Our Body of Water   
    Chicago Life wrote a feature on the safety of municipal drinking water in the wake of the 1993 Milwaukee water contamination. The tiny protozoan responsible for the outbreak of flu-like symptoms made more than 400,000 people sick. The deaths of 100 people, mostly elderly and immunosuppressed patients, were attributed to cryptosporidium, when the protozoan was let loose on the public because one of Milwaukee’s purification plants was down for a period of two weeks. The drinking water, taken from Lake Michigan, was believed to been tainted by abnormally heavy rains that made the water cloudy. The cryptosporidium source is believed by many to be caused by animal feces, primarily calves. The tiny oocysts that cause the illness can pass right through most filtration systems.

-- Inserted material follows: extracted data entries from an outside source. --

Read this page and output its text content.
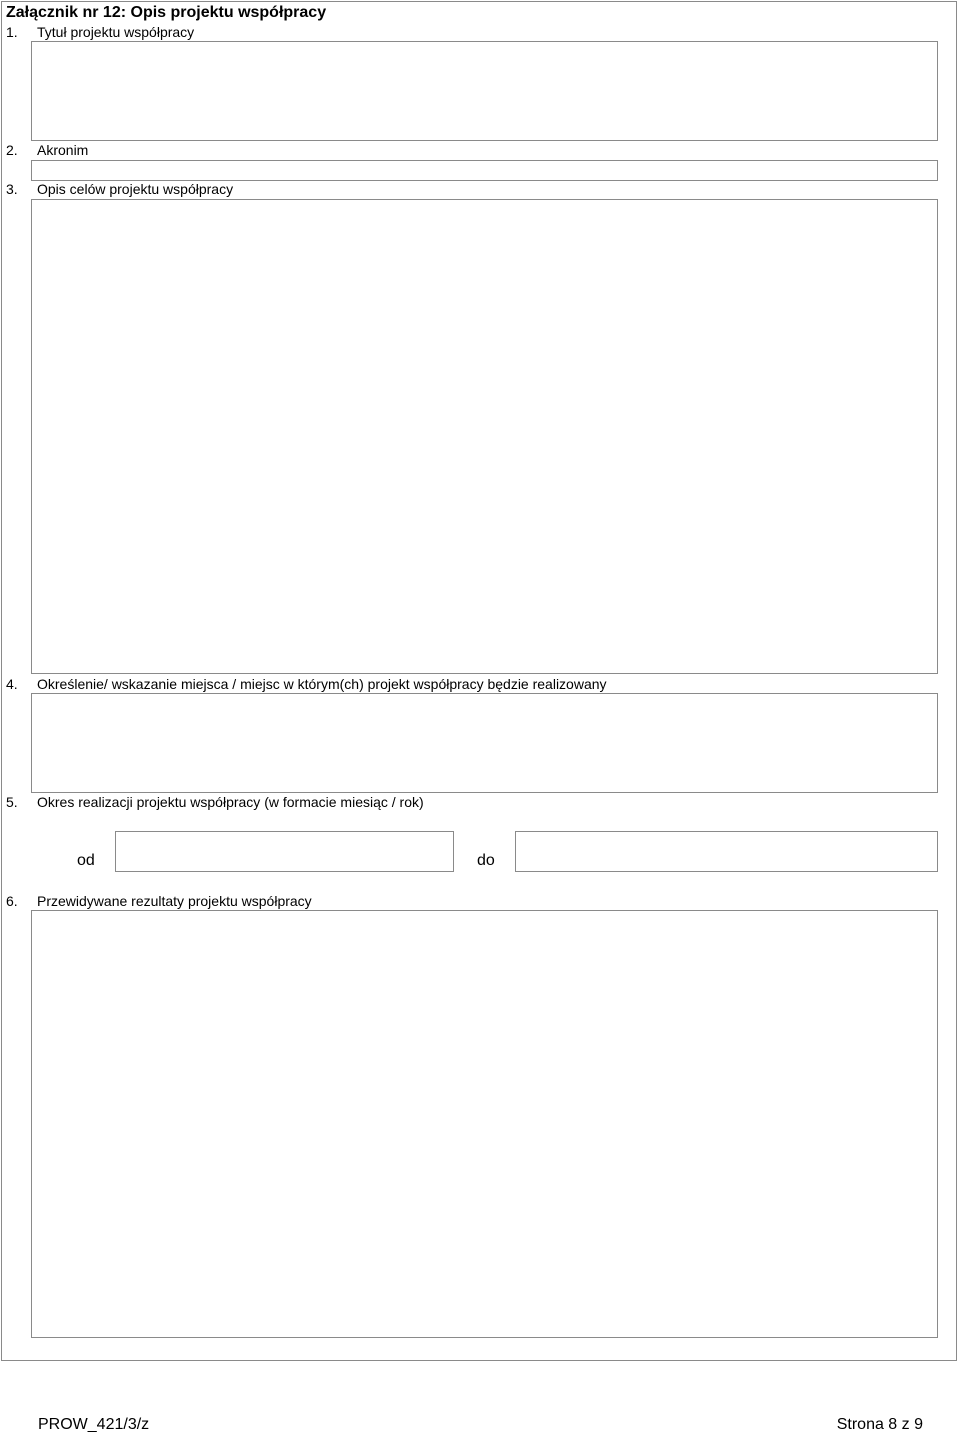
Załącznik nr 12: Opis projektu współpracy
1. Tytuł projektu współpracy
2. Akronim
3. Opis celów projektu współpracy
4. Określenie/ wskazanie miejsca / miejsc w którym(ch) projekt współpracy będzie realizowany
5. Okres realizacji projektu współpracy (w formacie miesiąc / rok)
od	do
6. Przewidywane rezultaty projektu współpracy
PROW_421/3/z	Strona 8 z 9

A Wisconsin Department of Natural Resources report cited a national study that found the oocysts in 27 percent of treated drinking water taken in 1991 from rivers or lakes. More stringent standards for cloudiness (turbidity) in water are now in effect, making it less likely to recur with such a large impact on the population.   
    After we ran the above feature, I received a call from a scientist in San Francisco who told me the next big story on water safety would be pharmaceuticals ingested by humans. We have since read that estrogens, steroids, antibiotics, NSAIDS and other drugs humans ingest are excreted and may eventually be flushed down the toilets, only to find their way back into our drinking water. There are fears that pharmaceuticals originating in hospital waste may eventually show up in our water supplies, too. While we still have scarce science to measure the cumulative effects of ingesting these drugs and combinations of these drugs, we now have more evidence to measure the effects that antibiotics and steroids given to cattle—and estrogens and estrogen-like compounds released by industry—can have on our environment. Many of the drugs given to animals by factory farms are identical or similar to antibiotics taken by humans, thus making humans antibiotic-resistant. Estrogens given to animals may have effects on humans affected by estrogen-linked cancers. Sexually ambiguous reproductive organs of fish should be our canaries in the coal mine. We need more testing of pharmaceuticals in our water treatment facilities so that we can prevent a future catastrophe on a grand scale.